The context for the publishing of the proceedings of this workshop: The National Academy of Sciences, who published it, was established in 1863 by an Act of Congress, signed by President Lincoln, as a private, nongovernmental institution to advise the nation on issues related to science and technology. Members are elected by their peers for outstanding contributions to research. In itself, it is a fascinating example of interdisciplinary collaboration.
The question explored in this workshop is whether, how, and under what circumstances, patient navigation can be a key tool for improving oncology outcomes. Of course, delivering high-quality cancer care to all patients presents numerous challenges, including difficulties with care coordination and access. The supposition is that "patient navigation" can be an important tool for meeting these challenges.
Patient navigation is defined in the paper as, "a community-based service delivery intervention designed to promote access to timely diagnosis and treatment of cancer and other chronic diseases by eliminating barriers to care.” (Freeman and Rodriguez, 2011). Navigation can improve early detection and screening, increase clinical trial enrollment, and remove barriers to care, etc.
How does that relate to healthcare collaboration? In one way it is the same. The goals are the same, and the impetus for the development of the practice is the same. On the other hand, there are a few key differences. Patient navigation:
- It is disease-specific. Instead of looking at the whole patient across the continuum of care they need, the program focuses on cancer care.

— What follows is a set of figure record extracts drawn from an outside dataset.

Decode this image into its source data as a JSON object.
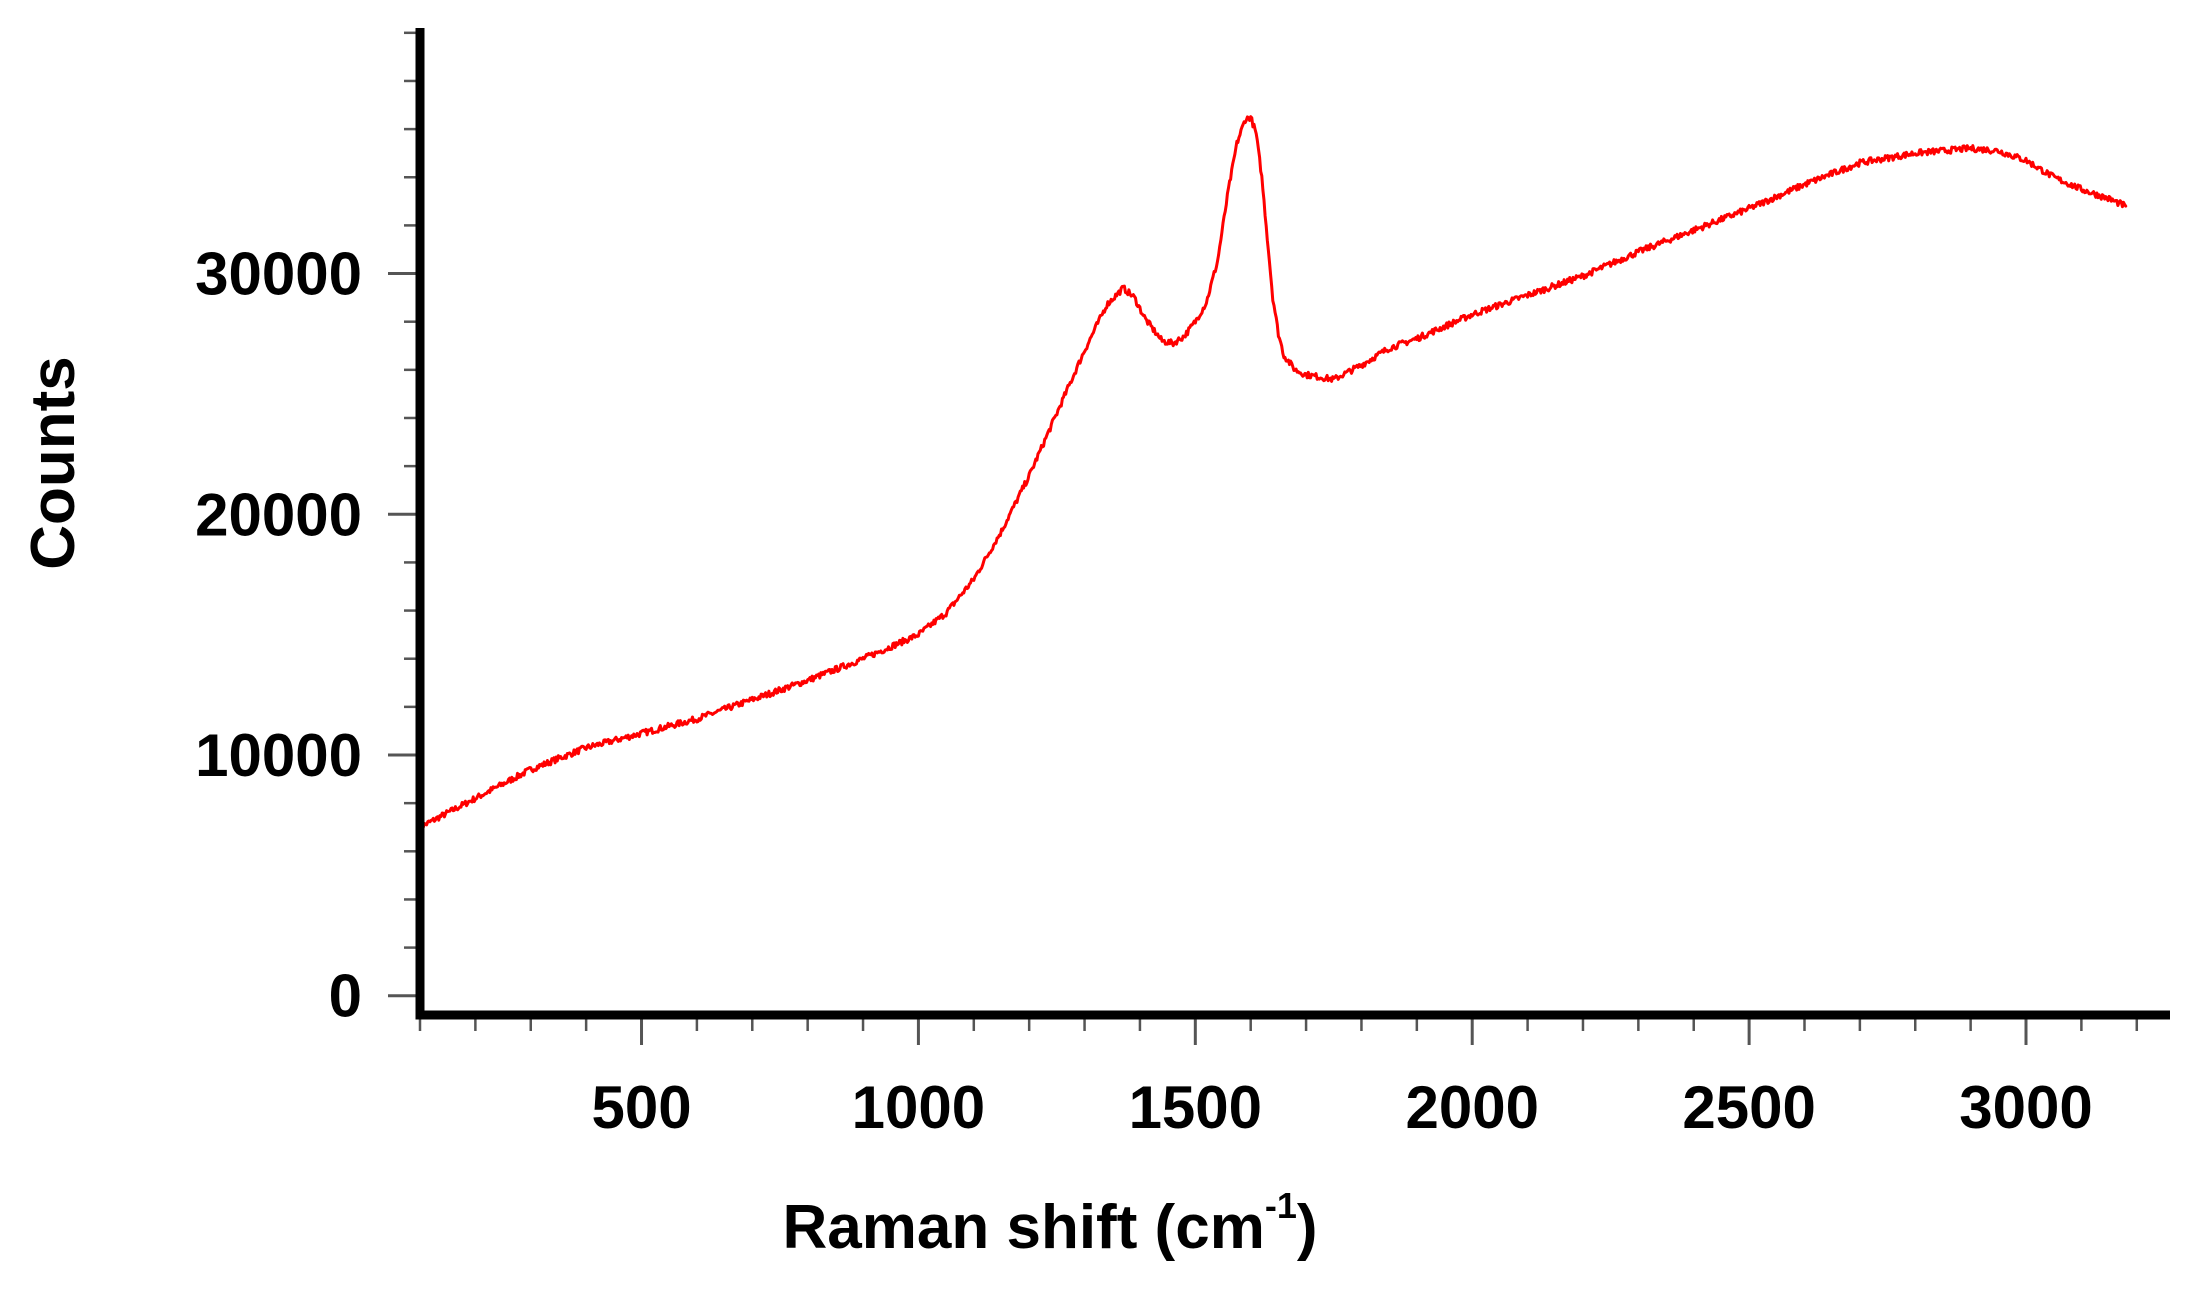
{
  "chart_data": {
    "type": "line",
    "title": "",
    "xlabel": "Raman shift (cm",
    "xlabel_superscript": "-1",
    "xlabel_close": ")",
    "ylabel": "Counts",
    "xlim": [
      100,
      3260
    ],
    "ylim": [
      -800,
      40200
    ],
    "x_ticks": [
      500,
      1000,
      1500,
      2000,
      2500,
      3000
    ],
    "x_tick_labels": [
      "500",
      "1000",
      "1500",
      "2000",
      "2500",
      "3000"
    ],
    "x_minor_step": 100,
    "y_ticks": [
      0,
      10000,
      20000,
      30000
    ],
    "y_tick_labels": [
      "0",
      "10000",
      "20000",
      "30000"
    ],
    "y_minor_step": 2000,
    "grid": false,
    "line_color": "#ff0000",
    "series": [
      {
        "x": [
          100,
          200,
          300,
          400,
          500,
          600,
          700,
          800,
          900,
          1000,
          1050,
          1100,
          1150,
          1200,
          1250,
          1300,
          1340,
          1370,
          1390,
          1410,
          1440,
          1460,
          1480,
          1500,
          1520,
          1540,
          1560,
          1575,
          1590,
          1600,
          1610,
          1620,
          1630,
          1640,
          1650,
          1660,
          1680,
          1700,
          1750,
          1800,
          1850,
          1900,
          2000,
          2100,
          2200,
          2300,
          2400,
          2500,
          2600,
          2700,
          2800,
          2900,
          2950,
          3000,
          3050,
          3100,
          3150,
          3180
        ],
        "y": [
          7000,
          8200,
          9400,
          10300,
          10900,
          11500,
          12300,
          13100,
          14000,
          15000,
          15900,
          17300,
          19300,
          21600,
          24200,
          26800,
          28700,
          29400,
          29000,
          28100,
          27200,
          27100,
          27400,
          28000,
          28800,
          30500,
          33500,
          35400,
          36400,
          36500,
          35800,
          34000,
          31500,
          29000,
          27500,
          26600,
          26000,
          25800,
          25600,
          26200,
          26900,
          27300,
          28300,
          29100,
          29900,
          30900,
          31800,
          32700,
          33700,
          34600,
          35000,
          35200,
          35100,
          34700,
          34000,
          33500,
          33100,
          32800
        ]
      }
    ]
  }
}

- It is centralized. Ultimately, patient navigation is a centralized hub approach. There is a central patient navigator, not team collaboration among all the parts of the team.
- It doesn't change the fundamental care and collaboration patterns. Patient navigation is a bit of a stop-gap for a medical system that's working in sub-par ways, rather than a more fundamental transformative tool in how we do medicine in the first place.
Key unresolved questions of patient navigation are described:
"Unresolved questions include where patient navigation programs should be deployed, and which patients should be prioritized to receive navigation services when resources are limited. Patient navigation systems are often implemented as an attempt to address socioeconomic disparities in care delivery. Therefore, many interventions have been clustered in pre-dominantly minority and economically underserved areas, often in urban cancer centers. However, navigation programs often go beyond poor and underserved patients, to aid all patients. Experts also continue to debate whether patient navigation should be proactive or reactive, and who benefits most from using navigation programs, particularly with regard to ongoing concerns about the cost and value of care."
The description of these unresolved questions brought to the fore one of my key concerns about the patient navigation model. Everyone, everywhere, deserves and should receive collaborative, connected care. In order for that to be a reality, however, that would mean that our workflows would be supportive of collaboration throughout medicine, not that we create workarounds to treat the consequences of care when it's not collaborative. Patient navigation requires an assigned navigator -- which is an expense -- rather than enabling more efficient and time-proven workflows that are enhanced by technology such as Hybrid Store-and-Forward Telemedicine.
On one hand, this kind of patient navigation initiative is deeply impressive. Healthcare is facing so many challenges that if we don't have some "stop gap" programs patients will certainly be suffering needlessly. But so many parts of this feel like band-aids. The patient navigation itself is a bit of a band-aid for a system that isn't enabling its healthcare providers to collaborate. And then even the tools that patient navigation programs are encouraged to employ -- like videoconferencing -- to oversee navigation, are not as helpful as transforming workflows and enable true team collaboration.
Ultimately, I'm firmly in support of this kind of program. I'm also in support of programs that seek to shift the structures, workflows, and systems whose limitations create the need for this kind of program in the first place.